Carlos Avillez: Não há Teatro sem público. O Teatro tem uma função cultural, não devemos facilitar para conseguir mais público. Se uma pessoa que vai ao teatro e não traz mensagem nenhuma, não é teatro é outra coisa qualquer, um divertimento com todo o respeito que tenho pelo divertimento. Mas, o Teatro é qualquer coisa que altera as pessoas. Uma pessoa que sai de uma peça de teatro tem que acreditar que as coisas são melhores, tem que ver as coisas de outra maneira, tem que respirar mais fundo. Isso é que é assistir ao Teatro.
"O palco é uma radiografia terrível"
E os atores também sentem essa mudança?
Carlos Avillez: Esse é o problema dos atores. É que eles descobrem coisas que não estavam lá e os encenadores têm que tirar essas coisas dos atores. Nós não nos conhecemos, somos surpreendidos e às vezes as personagens fazem essa malandrice (risos). Para mim é mais fácil conhecer uma pessoa ao vê-la representar do que se estiver a falar com ela. O palco é uma radiografia terrível. Ali não há nada a fazer, não se esconde nada, é um espelho em que as pessoas mostram o que são, a sua sensibilidade e com quem o público se identifica.
O que é que esta pandemia alterou nas rotinas do Teatro?

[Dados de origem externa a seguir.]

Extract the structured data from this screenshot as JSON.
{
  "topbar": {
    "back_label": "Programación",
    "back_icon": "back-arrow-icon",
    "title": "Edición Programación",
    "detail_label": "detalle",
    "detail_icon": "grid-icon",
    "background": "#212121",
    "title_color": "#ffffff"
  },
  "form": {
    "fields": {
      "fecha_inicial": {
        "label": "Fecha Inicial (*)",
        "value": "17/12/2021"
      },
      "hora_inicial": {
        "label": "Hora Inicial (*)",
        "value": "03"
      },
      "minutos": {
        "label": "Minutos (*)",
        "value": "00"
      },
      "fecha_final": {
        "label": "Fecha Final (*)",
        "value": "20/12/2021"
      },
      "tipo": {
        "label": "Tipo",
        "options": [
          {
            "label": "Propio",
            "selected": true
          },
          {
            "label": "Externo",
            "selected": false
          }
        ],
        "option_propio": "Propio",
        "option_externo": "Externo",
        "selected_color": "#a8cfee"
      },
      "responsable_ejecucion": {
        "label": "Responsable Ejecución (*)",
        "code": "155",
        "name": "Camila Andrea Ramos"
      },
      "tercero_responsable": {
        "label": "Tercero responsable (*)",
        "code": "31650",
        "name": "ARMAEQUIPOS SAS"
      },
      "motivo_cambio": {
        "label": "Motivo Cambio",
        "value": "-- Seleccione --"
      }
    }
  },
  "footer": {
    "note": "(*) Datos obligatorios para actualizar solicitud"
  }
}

Carlos Avillez: As pessoas estão cada vez mais sozinhas. As pessoas vão à Lua e a Marte, mas não vão dentro do nosso pequeno universo. Com o confinamento essa solidão aumentou. Perdeu-se aquilo que é mais importante na vida, as relações humanas. E o Teatro já está a refletir esta nova realidade. O Teatro que se faz agora é diferente do que se fazia antes da pandemia e vai ser diferente daquele que se irá fazer depois disto tudo passar. Não falamos só da doença, mas dos traumas que esta crise sanitária vai deixar, as desconfianças que temos do outro. Isso vai permanecer por muito tempo. Mas, tudo irá ser ultrapassado com um grande amor pela profissão. Eu com 65 anos de profissional continuo apaixonado pelo Teatro como no primeiro dia. Isto é quase uma droga boa (risos).
Que mensagem quer deixar às Companhias que lutam todos os dias pela sobrevivência?

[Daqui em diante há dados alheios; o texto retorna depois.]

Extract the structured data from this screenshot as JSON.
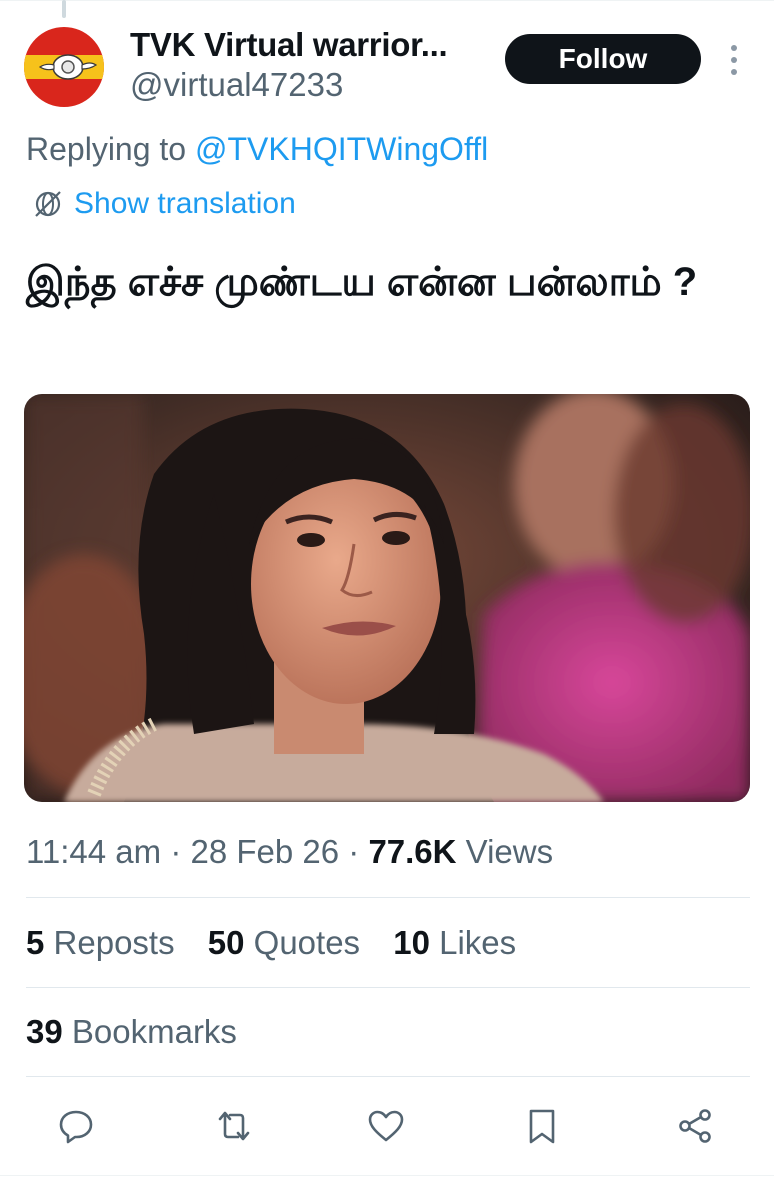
{
  "author": {
    "display_name": "TVK Virtual warrior...",
    "handle": "@virtual47233"
  },
  "follow_label": "Follow",
  "reply": {
    "prefix": "Replying to ",
    "mention": "@TVKHQITWingOffl"
  },
  "translation_label": "Show translation",
  "tweet_text": "இந்த எச்ச முண்டய என்ன பன்லாம் ?",
  "meta": {
    "time": "11:44 am",
    "separator": " · ",
    "date": "28 Feb 26",
    "views_count": "77.6K",
    "views_label": " Views"
  },
  "stats": {
    "reposts_count": "5",
    "reposts_label": " Reposts",
    "quotes_count": "50",
    "quotes_label": " Quotes",
    "likes_count": "10",
    "likes_label": " Likes",
    "bookmarks_count": "39",
    "bookmarks_label": " Bookmarks"
  },
  "colors": {
    "accent": "#1d9bf0",
    "text": "#0f1419",
    "secondary_text": "#536471",
    "follow_button_bg": "#0f1419",
    "avatar_red": "#d9261c",
    "avatar_yellow": "#f6c21b"
  },
  "icons": {
    "more": "more-vertical-icon",
    "translate": "globe-icon",
    "reply": "reply-icon",
    "repost": "repost-icon",
    "like": "heart-icon",
    "bookmark": "bookmark-icon",
    "share": "share-icon"
  }
}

Carlos Avillez: Temos que nos unir cada vez mais, dar a entender à sociedade e aos poderes públicos que somos importantes, que estamos vivos. Para que as pessoas olhem para nós, não só no Dia Mundial do Teatro, e deixem de nos ver como objetos decorativos. E nós não somos objetos decorativos. Somos pessoas que dependem desta profissão que é uma profissão difícil que arranca a alma das pessoas. Não nos deixem desaparecer porque nós também não vamos deixar que o Teatro desapareça. Isso está fora de questão.